14. The Society of Happy People

If you’re happy and you know it, join the Society of Happy People. Founded in the late ‘90s—a time when it was cool to be blasé—as The Secret Society of Happy People, the group really found its footing when they challenged Ann Landers on a piece of advice she gave readers. The columnist told people it was best to keep good news to themselves when writing holiday letters, which made the Secret Society very unhappy indeed. The press picked up the clash, and the resulting publicity made membership skyrocket.

15. The Extreme Ironing Bureau

If you love ironing as much as you love rock climbing, combine your two passions with the Extreme Ironing Bureau, a group of very tidy adventurers. Extreme ironing began in Leicester, England, when rock climber Phil Shaw decided the chore would be much more enjoyable outside, and dragged his ironing board out to his garden. The idea exploded from there, and soon, he had recruited people to fight wrinkles while skiing the French Alps, at the basecamp of Everest, and even while base jumping.

16. The 20-Minute Society

The 20-Minute Society at England’s Newcastle University is all about surprise and delight, emphasis on the surprise. Every two to three weeks, its members receive a text providing a location they must arrive at within 20 minutes. From pub meetups to ice skating, members never know what they’re in for. The club also holds an annual formal event and has a drawing for a mystery vacation once a year. The randomness of the society has proved popular, with more sprouting up across the UK all the time.

17. The 300 Club

Simply having an adventurous spirit isn’t enough to get into The 300 Club. The opportunity to gain membership in this exclusive group happens when temperatures in Antarctica reach -100°F. After roasting in a 200°F sauna at the Amundsen-Scott South Pole Station, those attempting to join the club must go streaking outside around the ceremonial South Pole (with shoes on, if that’s any consolation). One participant said it felt like “somebody was hitting me with a tennis racket full of needles.”

18. Putney High Tide Club

No one wants a Putney High Tide Club Membership. Members are involuntarily inducted when they park too close to the Thames in the Putney district of London and fail to move their cars before the tide comes in. Members are inducted via photos on the official Putney High Tide Club pages on Twitter and Facebook.

19. The Rubble Club

Gatherings of the Rubble Club are probably slightly sad affairs. Members of the club are architects who created buildings they believed to be permanent, only to see them intentionally destroyed within their lifetimes. (Accidental fires don’t count.) There’s no official club membership, the Rubble Club secretary told us, saying, “We are unique in that self-knowledge is the only route to membership!”

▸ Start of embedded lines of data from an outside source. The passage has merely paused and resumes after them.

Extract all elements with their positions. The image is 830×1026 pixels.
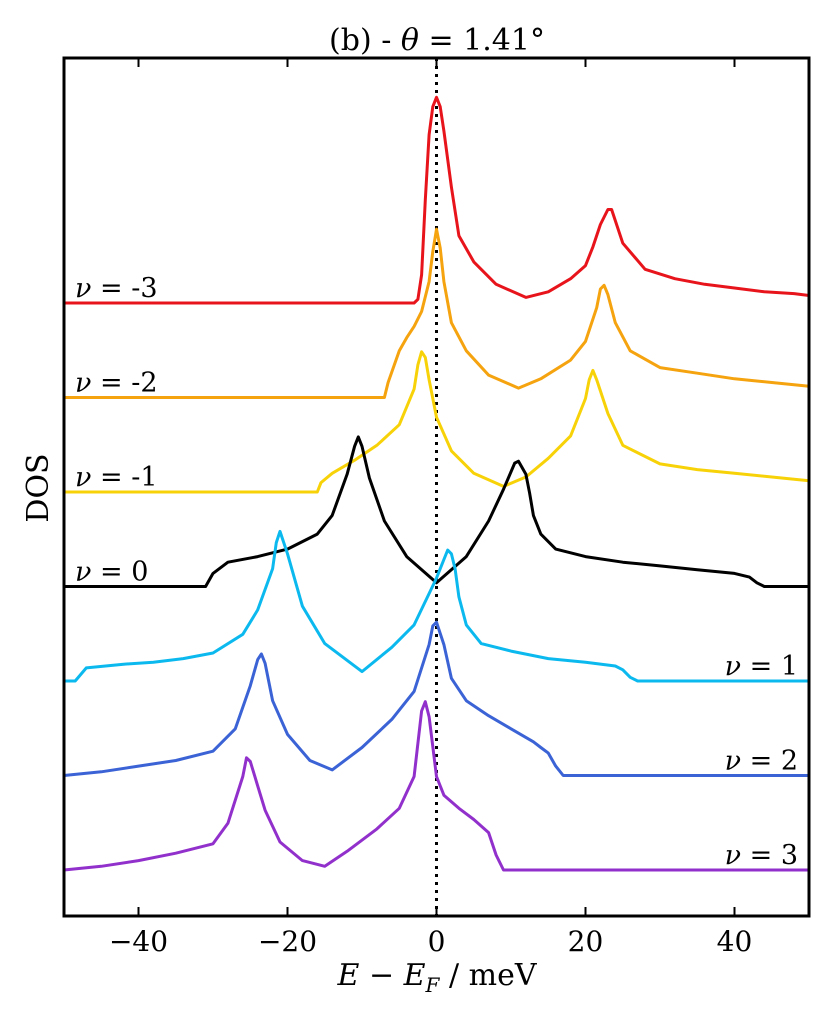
series-line-nu--3 (64, 95, 810, 305)
x-tick-label: 20 (568, 925, 604, 958)
x-tick-label: 40 (717, 925, 753, 958)
series-label-nu-2: ν = 2 (725, 746, 798, 777)
series-line-nu-2 (63, 620, 809, 777)
x-tick-label: −20 (258, 925, 317, 958)
series-line-nu--2 (64, 227, 810, 399)
series-labels: ν = -3 ν = -2 ν = -1 ν = 0 ν = 1 ν = 2 ν = 3 (75, 273, 798, 871)
x-tick-label: −40 (109, 925, 168, 958)
series-line-nu-1 (64, 529, 809, 683)
series-group (63, 95, 810, 872)
chart-title: (b) - θ = 1.41° (329, 23, 545, 58)
series-label-nu--1: ν = -1 (75, 462, 158, 493)
x-ticks: −40 −20 0 20 40 (109, 58, 752, 958)
series-line-nu-0 (64, 435, 809, 588)
series-label-nu-0: ν = 0 (75, 557, 148, 588)
series-label-nu-1: ν = 1 (725, 651, 798, 682)
y-axis-label: DOS (21, 453, 56, 522)
series-label-nu-3: ν = 3 (725, 840, 798, 871)
series-label-nu--2: ν = -2 (75, 368, 158, 399)
series-label-nu--3: ν = -3 (75, 273, 158, 304)
series-line-nu-3 (63, 700, 809, 872)
plot-frame (62, 56, 811, 918)
series-line-nu--1 (64, 350, 810, 494)
x-tick-label: 0 (428, 925, 446, 958)
x-axis-label: E − EF / meV (337, 958, 538, 997)
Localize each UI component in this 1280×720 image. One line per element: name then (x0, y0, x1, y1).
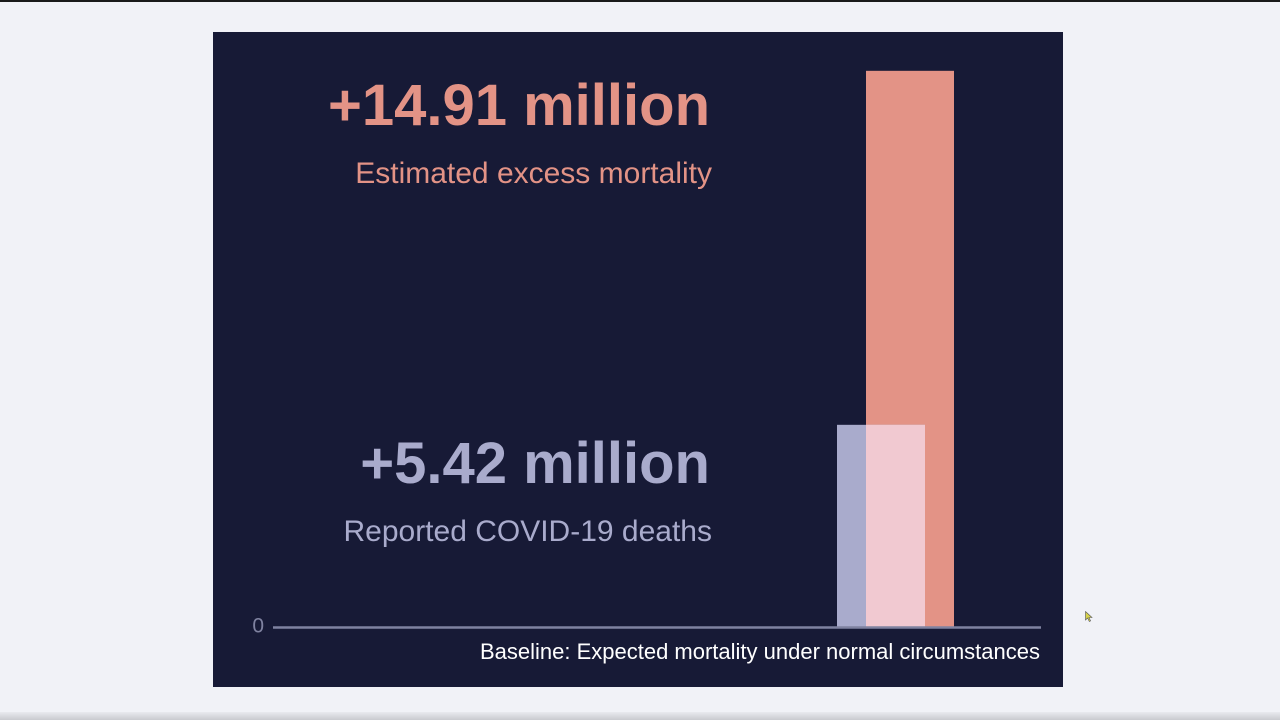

20. The Cloud Appreciation Society

Who doesn’t love a beautiful cloud? The Cloud Appreciation Society takes it a step further. Their manifesto states that they believe that clouds are unjustly maligned, that they are expressions of the atmosphere’s moods, and that those who contemplate the shapes in clouds will save money on therapy bills. If your head is always in the clouds, this is just the society for you. Your membership will include a pin, a certificate, and a cloud selector identification wheel.